Selam ve sevgiler. Uğur İkizler
5 Ekim 2005
---------------------------------------------------
8 derece fena bir değer değil, yine de bence az. Teleskopla görülebilen en "yeni" Ay rekoru yaklaşık (alttaki mesajda yazdığı gibi karşı konum değil) "kavuşum"dan 12 saat 8 dakika sonra görülebilmiş ve birkaç dakika sonra, resmi çekildikten hemen sonra batmış. Çıplak göz rekoru da 14 saat civarında.

Şimdi Ay batarken, en uygun koşullarda (yani yerberideyken / yere en yakın konumunda) saatte 0.6 derece gittiğini kabul edersek, teleskoplu rekor sırasında 7.2 derece, normal rekor sırasında da 8.4 derece Güneş'ten uzaklaşmış olabiliyor.

Ama bu koşullarda Ay'ı görmek için, Ay'ın gözlem sırasında (ki bu da günbatımından 20-30, en çok 40 dakika sonra) Güneş'in tam üzerinde bulunması ve tabii ki havanın temiz olması gerekiyor. Güneş'in tam üzerinde bulunacak Ay ise Türkiye enleminde Aralık-Haziran arası denk gelebilir, ki bu durumda da Ay'ın ekliptiğin oldukça kuzeyinde bulunması gerekli.

Yani Ekim ayında, hem de Ay Güneş'in ve ekliptiğin güneyine inerken 1 gün bile yeterli olmaz; Arabistan'dan bile gördüğünü iddia eden birisi, en iyi ihtimalle yanılıyordur, ya da yalan söylüyordür.

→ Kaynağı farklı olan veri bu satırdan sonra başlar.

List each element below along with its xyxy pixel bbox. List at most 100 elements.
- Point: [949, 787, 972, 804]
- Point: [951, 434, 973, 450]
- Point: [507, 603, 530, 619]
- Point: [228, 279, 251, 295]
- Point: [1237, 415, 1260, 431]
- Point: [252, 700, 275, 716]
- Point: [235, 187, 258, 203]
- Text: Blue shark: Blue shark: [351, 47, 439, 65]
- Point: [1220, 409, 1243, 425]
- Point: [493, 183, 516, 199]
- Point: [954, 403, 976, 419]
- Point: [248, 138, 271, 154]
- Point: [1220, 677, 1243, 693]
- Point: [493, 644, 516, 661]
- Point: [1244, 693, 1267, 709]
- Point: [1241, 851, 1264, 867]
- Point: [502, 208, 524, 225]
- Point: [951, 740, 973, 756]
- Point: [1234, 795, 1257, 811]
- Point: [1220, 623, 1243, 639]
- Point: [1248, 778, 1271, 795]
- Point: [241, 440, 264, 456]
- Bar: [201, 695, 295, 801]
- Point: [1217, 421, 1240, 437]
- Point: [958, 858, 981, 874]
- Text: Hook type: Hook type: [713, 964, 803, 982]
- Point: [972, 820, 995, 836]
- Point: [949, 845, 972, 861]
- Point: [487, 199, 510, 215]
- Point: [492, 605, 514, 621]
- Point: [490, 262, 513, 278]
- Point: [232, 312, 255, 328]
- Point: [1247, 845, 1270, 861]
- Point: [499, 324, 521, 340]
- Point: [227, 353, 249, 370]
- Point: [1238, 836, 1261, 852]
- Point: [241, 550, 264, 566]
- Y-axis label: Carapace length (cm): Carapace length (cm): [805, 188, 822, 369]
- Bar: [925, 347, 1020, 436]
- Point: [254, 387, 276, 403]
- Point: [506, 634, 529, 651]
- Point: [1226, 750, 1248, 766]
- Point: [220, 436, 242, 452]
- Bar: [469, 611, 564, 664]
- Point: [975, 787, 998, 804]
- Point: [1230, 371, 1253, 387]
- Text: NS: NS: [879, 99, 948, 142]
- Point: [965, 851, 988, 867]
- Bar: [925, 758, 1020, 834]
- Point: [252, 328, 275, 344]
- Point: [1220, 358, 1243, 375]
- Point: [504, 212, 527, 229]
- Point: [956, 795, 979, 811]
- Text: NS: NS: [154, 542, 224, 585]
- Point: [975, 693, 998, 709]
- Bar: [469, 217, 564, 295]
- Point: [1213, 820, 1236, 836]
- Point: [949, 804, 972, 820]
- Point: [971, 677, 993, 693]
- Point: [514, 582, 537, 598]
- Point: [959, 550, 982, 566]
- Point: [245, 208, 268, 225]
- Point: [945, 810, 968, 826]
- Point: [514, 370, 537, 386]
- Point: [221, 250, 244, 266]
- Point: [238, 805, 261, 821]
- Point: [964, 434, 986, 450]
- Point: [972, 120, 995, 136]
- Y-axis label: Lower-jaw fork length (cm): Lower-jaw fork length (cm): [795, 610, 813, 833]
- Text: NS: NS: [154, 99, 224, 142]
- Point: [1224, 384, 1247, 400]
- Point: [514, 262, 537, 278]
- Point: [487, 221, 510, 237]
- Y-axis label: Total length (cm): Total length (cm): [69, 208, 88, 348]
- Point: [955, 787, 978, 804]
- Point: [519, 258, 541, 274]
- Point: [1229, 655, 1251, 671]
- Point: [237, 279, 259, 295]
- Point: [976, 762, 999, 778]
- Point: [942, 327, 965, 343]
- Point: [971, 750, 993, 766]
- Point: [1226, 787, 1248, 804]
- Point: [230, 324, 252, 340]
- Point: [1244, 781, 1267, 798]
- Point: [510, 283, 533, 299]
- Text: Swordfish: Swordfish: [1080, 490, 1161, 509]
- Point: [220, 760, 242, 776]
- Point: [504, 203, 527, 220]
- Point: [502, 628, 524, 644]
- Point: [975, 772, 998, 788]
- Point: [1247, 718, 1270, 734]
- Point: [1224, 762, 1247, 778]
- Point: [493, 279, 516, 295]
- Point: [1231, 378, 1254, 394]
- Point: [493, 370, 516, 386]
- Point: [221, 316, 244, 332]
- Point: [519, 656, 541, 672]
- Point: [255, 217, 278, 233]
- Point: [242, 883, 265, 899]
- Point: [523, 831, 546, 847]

Uygün koşullarda bir "çok yeni" Ay gözlemi, Türkiye'den önümüzdeki ilkbaharda iki kez mümkün olacak ve Ay bu sırada (eğer görünebilirse) 15-18 saatlik olacak.

Sky&Telescope dergisinin internet adresinde, yeni Ay'ı en erken görme şansı olan yerleri bir haritaya işlenmiş şekilde gösteren bir yazı da bulunuyor.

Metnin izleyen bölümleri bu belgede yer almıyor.